On May 17 08:34 a.m. - 11:31 a.m., a lot of route optimization jobs failed to process because one of our instances became unavailable. On May 14, we shipped a new improvement to find more efficient route solutions for small problems. This increased the demand for computing resources and resulted in one of our two instances to fail on May 17 at 08:34 a.m. The remaining healthy instance was not able to respond to all job requests on-time. At 11:31 a.m., we identified the issue, removed the unresponsive instances and reverted our deployment.

What happened on May 20?

On May 20 03:12 a.m. - 07:20 a.m., jobs processing took a long time to complete due to a large number of job requests received. Our auto-scaling policy also failed to trigger to add new instances. At 07:20 a.m., the issue was identified and new instances were manually added to handle the load. We will keep these new instances running until we permanently fix our auto-scaling policy.

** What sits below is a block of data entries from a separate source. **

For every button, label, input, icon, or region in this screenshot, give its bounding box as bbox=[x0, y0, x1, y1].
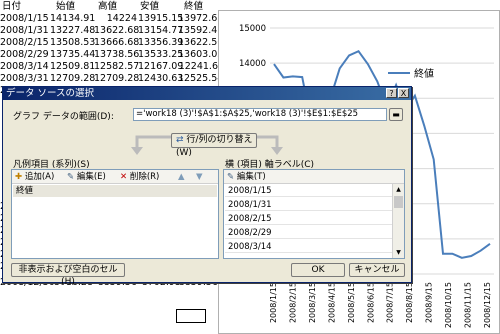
range-label: グラフ データの範囲(D): bbox=[13, 112, 114, 122]
edit-icon: ✎ bbox=[227, 172, 235, 182]
x-tick-label: 2008/4/15 bbox=[327, 282, 336, 323]
y-tick-label: 14000 bbox=[239, 59, 266, 69]
ok-button[interactable]: OK bbox=[291, 263, 345, 277]
switch-row-column-button[interactable]: ⇄ 行/列の切り替え(W) bbox=[171, 133, 257, 158]
x-tick-label: 2008/1/15 bbox=[269, 282, 278, 323]
y-tick-label: 15000 bbox=[239, 24, 266, 34]
x-tick-label: 2008/7/15 bbox=[386, 282, 395, 323]
arrow-left-head-icon bbox=[131, 147, 143, 155]
move-down-icon[interactable]: ▼ bbox=[196, 171, 203, 183]
hidden-empty-cells-button[interactable]: 非表示および空白のセル(H) bbox=[11, 263, 125, 287]
axis-scrollbar[interactable]: ▲ ▼ bbox=[392, 184, 404, 258]
x-tick-label: 2008/5/15 bbox=[347, 282, 356, 323]
edit-axis-button[interactable]: ✎ 編集(T) bbox=[227, 171, 266, 183]
scroll-thumb[interactable] bbox=[394, 196, 403, 208]
axis-list-item[interactable]: 2008/1/31 bbox=[225, 199, 392, 211]
x-tick-label: 2008/9/15 bbox=[425, 282, 434, 323]
scroll-down-icon[interactable]: ▼ bbox=[394, 248, 403, 257]
delete-icon: ✕ bbox=[120, 172, 128, 182]
axis-list-item[interactable]: 2008/1/15 bbox=[225, 185, 392, 197]
edit-label: 編集(E) bbox=[76, 172, 106, 182]
range-collapse-button[interactable]: ▬ bbox=[389, 108, 403, 121]
cancel-button[interactable]: キャンセル bbox=[349, 263, 405, 277]
delete-series-button[interactable]: ✕ 削除(R) bbox=[120, 171, 159, 183]
help-button[interactable]: ? bbox=[386, 88, 397, 98]
axis-labels-panel[interactable]: ✎ 編集(T) 2008/1/15 2008/1/31 2008/2/15 2008/… bbox=[223, 169, 405, 259]
active-cell[interactable] bbox=[176, 309, 206, 323]
axis-list-item[interactable]: 2008/2/15 bbox=[225, 213, 392, 225]
x-tick-label: 2008/12/15 bbox=[483, 282, 492, 328]
data-range-input[interactable]: ='work18 (3)'!$A$1:$A$25,'work18 (3)'!$E… bbox=[133, 108, 387, 121]
x-tick-label: 2008/2/15 bbox=[288, 282, 297, 323]
x-tick-label: 2008/11/15 bbox=[464, 282, 473, 328]
add-series-button[interactable]: ✚ 追加(A) bbox=[15, 171, 54, 183]
x-tick-label: 2008/8/15 bbox=[405, 282, 414, 323]
switch-icon: ⇄ bbox=[176, 135, 184, 145]
x-tick-label: 2008/10/15 bbox=[444, 282, 453, 328]
select-data-source-dialog[interactable]: データ ソースの選択 ? X グラフ データの範囲(D): ='work18 (… bbox=[2, 86, 412, 287]
move-up-icon[interactable]: ▲ bbox=[178, 171, 185, 183]
series-panel[interactable]: ✚ 追加(A) ✎ 編集(E) ✕ 削除(R) ▲ ▼ 終値 bbox=[11, 169, 219, 259]
dialog-title: データ ソースの選択 bbox=[6, 88, 95, 99]
series-list-item[interactable]: 終値 bbox=[13, 185, 217, 197]
edit-icon: ✎ bbox=[67, 172, 75, 182]
add-icon: ✚ bbox=[15, 172, 23, 182]
legend-label: 終値 bbox=[414, 67, 434, 80]
x-tick-label: 2008/3/15 bbox=[308, 282, 317, 323]
add-label: 追加(A) bbox=[24, 172, 55, 182]
scroll-up-icon[interactable]: ▲ bbox=[394, 185, 403, 194]
arrow-right-head-icon bbox=[271, 147, 283, 155]
x-tick-label: 2008/6/15 bbox=[366, 282, 375, 323]
axis-edit-label: 編集(T) bbox=[236, 172, 266, 182]
axis-list-item[interactable]: 2008/3/14 bbox=[225, 241, 392, 253]
edit-series-button[interactable]: ✎ 編集(E) bbox=[67, 171, 106, 183]
close-button[interactable]: X bbox=[398, 88, 409, 98]
collapse-icon: ▬ bbox=[392, 110, 400, 119]
dialog-titlebar[interactable]: データ ソースの選択 ? X bbox=[3, 87, 411, 100]
delete-label: 削除(R) bbox=[129, 172, 160, 182]
axis-list-item[interactable]: 2008/2/29 bbox=[225, 227, 392, 239]
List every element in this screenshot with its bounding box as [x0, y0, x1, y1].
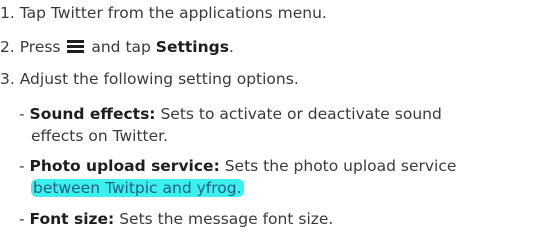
option-dash: -	[19, 105, 30, 123]
step-3-text: 3. Adjust the following setting options.	[0, 70, 299, 88]
option-photo-upload-service: - Photo upload service: Sets the photo u…	[19, 155, 544, 199]
step-1: 1. Tap Twitter from the applications men…	[0, 2, 327, 24]
menu-icon	[67, 40, 85, 53]
option-desc: Sets the message font size.	[114, 210, 334, 228]
option-dash: -	[19, 157, 30, 175]
settings-label: Settings	[155, 38, 229, 56]
option-sound-effects: - Sound effects: Sets to activate or dea…	[19, 103, 544, 147]
option-dash: -	[19, 210, 30, 228]
option-title: Photo upload service:	[29, 157, 220, 175]
step-2: 2. Press and tap Settings.	[0, 36, 234, 58]
step-2-suffix: .	[228, 38, 234, 56]
option-desc: Sets the photo upload service	[219, 157, 457, 175]
highlighted-text: between Twitpic and yfrog.	[31, 179, 244, 197]
step-1-text: 1. Tap Twitter from the applications men…	[0, 4, 327, 22]
step-2-mid: and tap	[86, 38, 156, 56]
option-desc-continued: effects on Twitter.	[31, 127, 169, 145]
option-title: Sound effects:	[29, 105, 156, 123]
option-font-size: - Font size: Sets the message font size.	[19, 208, 544, 230]
step-3: 3. Adjust the following setting options.	[0, 68, 299, 90]
option-title: Font size:	[29, 210, 115, 228]
step-2-prefix: 2. Press	[0, 38, 66, 56]
option-desc: Sets to activate or deactivate sound	[155, 105, 442, 123]
option-desc-continued: between Twitpic and yfrog.	[19, 177, 544, 199]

What are we doing about it?

Our team will be dedicated to improving our auto-scaling and add new metrics to our monitoring system for the next quarter. We are also working on moving our route optimization system into a new infrastructure to upgrade our systems reliability, availability and recoverability. Additionally, we are committed to improving our communication with our customers on the downtime incident reports.

Posted May 24, 2019 - 14:24 PDT

Resolved

On May 17 08:34 a.m. - 11:31 a.m. and May 20 03:12 a.m. - 07:20 a.m., part of Routific’s route optimization service was partially degraded. It has been stable since then.

Posted May 20, 2019 - 11:31 PDT